Des chercheurs ont retrouvé l'un des plus anciens manuscrits du Nouveau Testament. Cette découverte exceptionnelle éclaire les pratiques de lecture et de copie des premiers chrétiens.
Une équipe internationale de chercheurs, dirigée par l’Université de Glasgow, a retrouvé des pages perdues d’un des plus anciens manuscrits du Nouveau Testament. Ils ont ainsi identifié 42 pages manquantes du Codex Hierosolymitanus, un manuscrit grec du VIe siècle contenant les lettres de l’apôtre Paul, rapporte le Christian Post.
Le manuscrit avait été démantelé au XIIIe siècle dans un monastère du mont Athos, où ses pages en parchemin furent réutilisées comme matériau de reliure pour d’autres livres. Au fil des siècles, ses fragments restants ont été dispersés dans des bibliothèques à travers l’Europe, mais de nombreuses pages sont considérées comme définitivement perdues.
Grâce à l’imagerie multispectrale, une technique qui capture des images sous différentes longueurs d’onde lumineuses, de l’ultraviolet à l’infrarouge, les chercheurs ont révélé de faibles "traces fantômes" d’encre transférées entre les pages lorsque le manuscrit a été réutilisé, permettant aux spécialistes de reconstituer un texte resté invisible pendant des siècles.

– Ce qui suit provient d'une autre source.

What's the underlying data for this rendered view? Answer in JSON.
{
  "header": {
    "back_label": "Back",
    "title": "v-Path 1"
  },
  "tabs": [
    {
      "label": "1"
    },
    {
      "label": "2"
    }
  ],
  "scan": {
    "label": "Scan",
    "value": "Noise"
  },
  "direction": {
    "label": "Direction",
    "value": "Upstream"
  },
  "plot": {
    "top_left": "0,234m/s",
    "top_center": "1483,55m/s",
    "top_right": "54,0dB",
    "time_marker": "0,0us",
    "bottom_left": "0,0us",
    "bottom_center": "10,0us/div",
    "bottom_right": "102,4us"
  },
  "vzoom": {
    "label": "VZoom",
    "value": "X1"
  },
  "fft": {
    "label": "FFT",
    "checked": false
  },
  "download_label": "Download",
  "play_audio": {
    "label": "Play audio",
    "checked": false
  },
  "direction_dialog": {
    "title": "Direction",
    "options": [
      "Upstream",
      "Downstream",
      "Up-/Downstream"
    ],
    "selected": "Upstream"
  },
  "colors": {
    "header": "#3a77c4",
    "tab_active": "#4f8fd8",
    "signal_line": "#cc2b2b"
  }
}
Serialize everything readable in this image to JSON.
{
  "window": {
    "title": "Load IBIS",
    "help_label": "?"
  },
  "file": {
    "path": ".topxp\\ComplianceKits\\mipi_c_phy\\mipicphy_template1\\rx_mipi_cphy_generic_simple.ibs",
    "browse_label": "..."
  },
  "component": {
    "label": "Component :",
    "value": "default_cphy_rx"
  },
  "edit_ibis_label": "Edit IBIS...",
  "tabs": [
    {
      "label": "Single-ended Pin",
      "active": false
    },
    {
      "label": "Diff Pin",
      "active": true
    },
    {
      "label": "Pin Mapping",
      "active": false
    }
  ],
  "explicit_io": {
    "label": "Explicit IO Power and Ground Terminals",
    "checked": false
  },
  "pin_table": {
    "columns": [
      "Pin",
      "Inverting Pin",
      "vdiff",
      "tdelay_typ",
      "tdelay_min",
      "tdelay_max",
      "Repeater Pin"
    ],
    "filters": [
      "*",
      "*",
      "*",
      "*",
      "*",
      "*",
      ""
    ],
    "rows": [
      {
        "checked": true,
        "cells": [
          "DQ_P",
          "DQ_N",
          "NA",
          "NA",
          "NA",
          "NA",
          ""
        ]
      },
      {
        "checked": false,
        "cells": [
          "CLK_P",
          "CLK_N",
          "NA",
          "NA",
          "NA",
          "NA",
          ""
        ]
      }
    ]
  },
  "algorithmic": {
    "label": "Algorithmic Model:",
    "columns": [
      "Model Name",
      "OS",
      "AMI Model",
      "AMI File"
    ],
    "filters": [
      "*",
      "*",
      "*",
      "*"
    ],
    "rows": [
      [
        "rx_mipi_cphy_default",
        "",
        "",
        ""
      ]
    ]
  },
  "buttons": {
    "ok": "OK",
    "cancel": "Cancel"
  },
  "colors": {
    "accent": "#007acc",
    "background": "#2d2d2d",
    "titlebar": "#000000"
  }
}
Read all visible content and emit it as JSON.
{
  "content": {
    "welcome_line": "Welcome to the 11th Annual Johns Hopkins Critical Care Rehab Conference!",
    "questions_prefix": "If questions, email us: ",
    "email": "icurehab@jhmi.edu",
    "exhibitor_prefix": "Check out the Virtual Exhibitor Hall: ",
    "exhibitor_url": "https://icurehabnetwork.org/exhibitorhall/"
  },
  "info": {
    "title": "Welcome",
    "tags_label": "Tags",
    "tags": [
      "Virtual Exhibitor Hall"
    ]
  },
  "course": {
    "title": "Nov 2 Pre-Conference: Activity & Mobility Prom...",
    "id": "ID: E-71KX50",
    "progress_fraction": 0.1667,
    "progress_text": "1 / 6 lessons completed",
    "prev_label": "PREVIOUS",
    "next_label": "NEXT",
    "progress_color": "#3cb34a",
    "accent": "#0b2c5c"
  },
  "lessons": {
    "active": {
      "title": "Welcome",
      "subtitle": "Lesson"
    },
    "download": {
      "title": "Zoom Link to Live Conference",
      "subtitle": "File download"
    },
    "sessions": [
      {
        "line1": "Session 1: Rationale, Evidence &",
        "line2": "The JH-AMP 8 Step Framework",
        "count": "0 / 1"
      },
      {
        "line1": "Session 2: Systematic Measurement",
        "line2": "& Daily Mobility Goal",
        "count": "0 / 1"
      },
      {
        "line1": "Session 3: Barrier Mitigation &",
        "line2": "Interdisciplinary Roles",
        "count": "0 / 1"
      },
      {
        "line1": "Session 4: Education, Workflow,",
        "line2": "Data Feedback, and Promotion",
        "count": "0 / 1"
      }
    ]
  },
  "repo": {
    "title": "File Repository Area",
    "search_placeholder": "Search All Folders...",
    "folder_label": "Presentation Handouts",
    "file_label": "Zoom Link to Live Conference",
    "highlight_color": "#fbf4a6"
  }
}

Cette découverte vient enrichir de manière significative l’analyse des premiers textes chrétiens, en révélant des détails très concrets sur la manière dont les scribes annotaient et corrigeaient les manuscrits. Au-delà du contenu des textes, l’étude de son état révèle comment des textes endommagés ou vieillissants étaient réutilisés à l’époque médiévale, offrant un aperçu du cycle de vie historique des écrits sacrés.
Le professeur Garrick Allen de l’Université de Glasgow considère que cette découverte est une avancée "monumentale" pour la compréhension des textes bibliques anciens.
"Étant donné que le Codex H est un témoin si important pour notre compréhension des Écritures chrétiennes, avoir découvert de nouvelles preuves et en telle quantité de son aspect original est tout simplement monumental."
Pour vérifier l’origine du manuscrit, les chercheurs ont collaboré avec des experts à Paris afin de réaliser une datation au radiocarbone, confirmant que le parchemin remonte bien au VIe siècle.